Wild Chesapeake: Record Ocean City Payout

Fishing and hunting guide Captain Chris Dollar brings up-to-date sporting life insight to the Bay Bulletin. Check in weekly to see what’s happening out there.

It was a hit-or-miss week for your intrepid outdoors correspondent. We did well in the shallows of Eastern Bay and lower Chester, chucking topwater Smack-it Jrs. with a Clouser-style fly trailer of about three inches. It worked best on the incoming tide. The jigging bite over structure on the day however did not work so well. All I brought to hand were some schoolies up to 18 inches. Anglers fishing the Choptank to the South River and points north report similar success on the surface casting MirroLures, Rapala X-Raps or similar plugs. Try Poplar Island, Sharp’s Island or Thomas Point just before first light.

 William "Bunk” Stansbury caught this 45-inch, 50-pound black drum at the mouth of the Magothy River. It broke his net. (Courtesy of William Stansbury)

William "Bunk” Stansbury caught this 45-inch, 50-pound black drum at the mouth of the Magothy River.
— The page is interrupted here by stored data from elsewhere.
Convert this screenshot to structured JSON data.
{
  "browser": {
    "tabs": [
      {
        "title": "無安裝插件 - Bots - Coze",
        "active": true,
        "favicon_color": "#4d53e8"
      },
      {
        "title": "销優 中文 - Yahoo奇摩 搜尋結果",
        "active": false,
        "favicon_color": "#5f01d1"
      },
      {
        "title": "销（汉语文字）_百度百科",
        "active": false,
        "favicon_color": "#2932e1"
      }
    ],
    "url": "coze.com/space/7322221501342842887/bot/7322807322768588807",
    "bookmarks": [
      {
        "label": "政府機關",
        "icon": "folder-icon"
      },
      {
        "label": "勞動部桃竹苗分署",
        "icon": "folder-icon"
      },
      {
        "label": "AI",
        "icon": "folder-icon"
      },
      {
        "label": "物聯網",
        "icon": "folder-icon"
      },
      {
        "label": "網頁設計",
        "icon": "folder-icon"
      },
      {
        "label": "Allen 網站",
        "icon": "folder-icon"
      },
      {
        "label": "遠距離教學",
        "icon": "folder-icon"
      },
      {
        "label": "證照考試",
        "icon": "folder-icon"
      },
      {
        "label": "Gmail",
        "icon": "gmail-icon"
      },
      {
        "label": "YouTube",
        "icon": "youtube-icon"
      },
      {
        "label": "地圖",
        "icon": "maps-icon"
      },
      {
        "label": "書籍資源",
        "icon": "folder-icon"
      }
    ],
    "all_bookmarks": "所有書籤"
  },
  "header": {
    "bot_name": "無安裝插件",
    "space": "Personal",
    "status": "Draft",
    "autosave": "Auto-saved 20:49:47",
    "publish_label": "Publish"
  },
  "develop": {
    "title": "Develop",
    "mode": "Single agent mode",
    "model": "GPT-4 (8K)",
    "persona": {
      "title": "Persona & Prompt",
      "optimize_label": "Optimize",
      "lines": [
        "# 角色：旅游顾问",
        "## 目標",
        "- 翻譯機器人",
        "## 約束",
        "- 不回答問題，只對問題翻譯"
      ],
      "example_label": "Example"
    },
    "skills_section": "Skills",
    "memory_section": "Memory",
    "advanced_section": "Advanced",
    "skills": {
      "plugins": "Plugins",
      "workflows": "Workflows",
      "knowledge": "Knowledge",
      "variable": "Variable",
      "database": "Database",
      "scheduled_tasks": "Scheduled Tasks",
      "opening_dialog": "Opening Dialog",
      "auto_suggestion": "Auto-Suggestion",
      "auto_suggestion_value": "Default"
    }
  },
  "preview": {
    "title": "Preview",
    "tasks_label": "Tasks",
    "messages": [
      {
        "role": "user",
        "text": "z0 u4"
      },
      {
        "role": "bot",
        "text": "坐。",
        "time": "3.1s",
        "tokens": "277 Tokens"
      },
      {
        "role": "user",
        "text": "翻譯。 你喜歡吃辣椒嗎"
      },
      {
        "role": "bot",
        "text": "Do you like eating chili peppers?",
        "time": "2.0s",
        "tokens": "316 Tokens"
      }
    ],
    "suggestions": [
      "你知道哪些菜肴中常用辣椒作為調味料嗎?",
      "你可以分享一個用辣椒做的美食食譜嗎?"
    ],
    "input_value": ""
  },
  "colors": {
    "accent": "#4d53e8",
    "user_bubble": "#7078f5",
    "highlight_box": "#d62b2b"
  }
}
It broke his net. (Courtesy of William Stansbury)

Sticking with the upper Bay, I’ve heard of three black drum caught recently just inside Eastern Bay, on near the Magothy, and just inside the Chester.  Peeler crabs seem to be the ticket. Fans of eating-sized white perch and spot are catching all they want on bloodworms on live bottom areas at the mouth and inside in the West, South, and Magothy rivers. The lumps lining the channel to the Patapsco River continue to give up as many flathead and channel catfish you’d want. They’ll hit bloodworms, clams, and cut bait.

More Spanish mackerel are around, with better numbers below the Patuxent River, especially between Point Lookout and Point No Point. Light tackle anglers are also finding them in Eastern Bay and near the mouth of the Miles River. Trolling spoons is usually effective to locate and catch these fast swimmers, but they will hit hammered spoons thrown on light tackle as well. There are red drum in the mix, too, but not in Eastern Bay. 
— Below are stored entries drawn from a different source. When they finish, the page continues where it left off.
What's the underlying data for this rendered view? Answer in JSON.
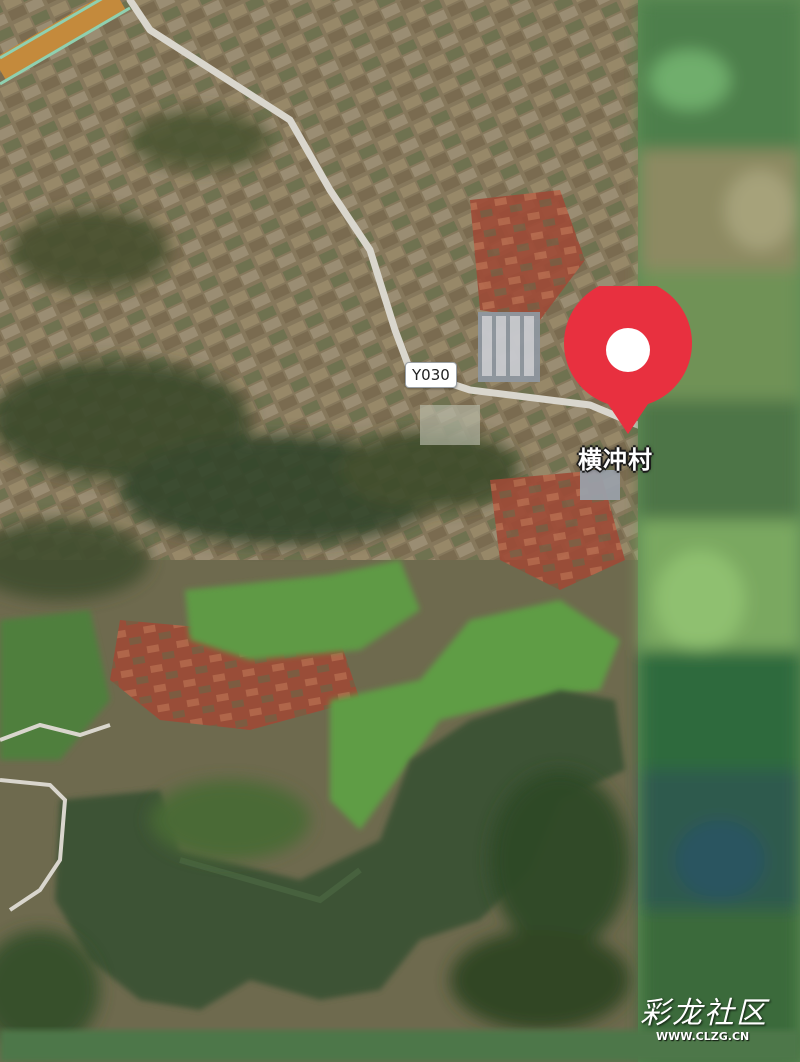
{
  "map": {
    "view": "satellite",
    "road_label": "Y030",
    "place_label": "横冲村",
    "marker_icon": "location-pin-icon",
    "marker_color": "#e8303f"
  },
  "watermark": {
    "title": "彩龙社区",
    "site": "WWW.CLZG.CN"
  }
}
The croakers are on Virginia’s seaside oyster bars now. Puppy drum and speckled trout are biting on suspended baits or swim baits in the lower Bay inlets, and more have moved into the Piankatank and Mobjack Bay. Spadefish and sheepshead are still holding around rocks and bridge pilings, and the cobia and bull drum bite is still happening in open waters.

A friend posted a photo of a largemouth bass caught in a crab trap in a local saltwater creek near Point Lookout just inside the Potomac. That gives you an idea of just how low salinity levels are this summer.

It was a photo finish in the White Marlin Open that ended last Friday. Pascual Jimenez from Puerto Aventuras, Mexico and the Weldor’s Ark crew out of Morehead City eked out a win over Gregory Giron and Virginia Beach’s Underdog team. Both anglers weighed in 83-pound white marlins, with Jimenez checking his in on the final day. Yet, because the Underdog crew gaffed their marlin and the Weldor’s Ark crew did not, Weldor’s Ark’s was declared the winner per the tournament’s unique rule. In most other tournaments, the earlier fish would have gotten the nod. The purse was a world-record $2,584,260, while Giron took home $129,784 and Lights Out from Ocean Reef, FL placed third winning $85,804 for the 75-pounder caught by Bill Haugland of Coconut Grove. The $5.45 million-dollar purse was the most ever paid in any fishing tournament.